Chen has been detained, although no information has been released on what penalties he might face. State media have said at least nine former officials will be prosecuted in the case.

Xi, who has degrees in chemical engineering and law, is a so-called princeling, a child of former Chinese leaders who has benefited from his parents' connections and prestige. His father, Xi Zhongxun, was a significant figure in the 1949 Communist revolution.

Xi Jinping was named to the Shanghai position in part because he has experience on the front lines of economic reform, has good Communist Party connections and is an outsider in Shanghai, said He Hushang, professor of Communist Party history at People's University in Beijing.

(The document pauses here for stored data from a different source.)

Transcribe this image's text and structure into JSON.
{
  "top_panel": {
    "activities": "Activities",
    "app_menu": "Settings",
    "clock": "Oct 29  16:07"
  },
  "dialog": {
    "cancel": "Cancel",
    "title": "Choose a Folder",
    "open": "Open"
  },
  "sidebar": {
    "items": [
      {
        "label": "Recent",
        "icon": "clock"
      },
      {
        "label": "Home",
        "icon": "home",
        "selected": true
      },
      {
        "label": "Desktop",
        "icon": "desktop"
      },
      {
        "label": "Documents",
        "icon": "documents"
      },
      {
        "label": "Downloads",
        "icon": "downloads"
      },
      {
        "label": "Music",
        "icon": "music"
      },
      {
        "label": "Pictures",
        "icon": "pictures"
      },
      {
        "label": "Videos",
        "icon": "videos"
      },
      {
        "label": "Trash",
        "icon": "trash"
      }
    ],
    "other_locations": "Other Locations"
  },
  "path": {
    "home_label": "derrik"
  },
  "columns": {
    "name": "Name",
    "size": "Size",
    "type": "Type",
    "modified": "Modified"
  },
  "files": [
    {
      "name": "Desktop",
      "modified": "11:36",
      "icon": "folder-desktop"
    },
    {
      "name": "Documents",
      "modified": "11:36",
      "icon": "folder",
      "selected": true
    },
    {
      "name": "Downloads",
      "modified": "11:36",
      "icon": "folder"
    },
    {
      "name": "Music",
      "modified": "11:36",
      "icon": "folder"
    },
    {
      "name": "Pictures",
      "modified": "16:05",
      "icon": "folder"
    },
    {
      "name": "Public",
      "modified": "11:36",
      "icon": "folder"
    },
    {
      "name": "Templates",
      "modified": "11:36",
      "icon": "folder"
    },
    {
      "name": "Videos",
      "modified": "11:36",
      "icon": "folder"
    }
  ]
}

"This is a good move," He said. "It promises to stabilize the Shanghai situation and resolve the overhang in advance of the 17th Party Congress" in October, a key date in China's political calendar.

Xi, 53, a member of the party's elite Central Committee, built his reputation as an economic reformer over several postings. Before serving as party boss in Zhejiang, Xi was governor of Fujian province near Hong Kong, where he was credited with attracting investment from Taiwan despite the political differences between the island and the mainland.

In Zhejiang, Xi stressed building regional links with Shanghai and the broader Yangtze River delta and spurred local industries to become more competitive, said Yang Jianwen, vice director of the Institute of National Economy at the Shanghai Academy of Social Sciences.

"Xi has a good strategic sense, sees the region as a whole and has good connections, all of which should benefit Shanghai in the next round of development," Yang said.

The party has been grooming Xi. In addition to a succession of high-profile posts, he headed a party delegation to North Korea in 2005 during one of Beijing's efforts to restart nuclear disarmament talks. But there was no indication he was involved in nuclear diplomacy.

Xi also knows U.S. Treasury Secretary Henry M. Paulson Jr. from Paulson's former role as chief executive of investment bank Goldman Sachs. Paulson started his trip to China in September by dining with Xi.

Yin Lijin in The Times' Beijing Bureau and Cao Jun in the Shanghai Bureau contributed to this report.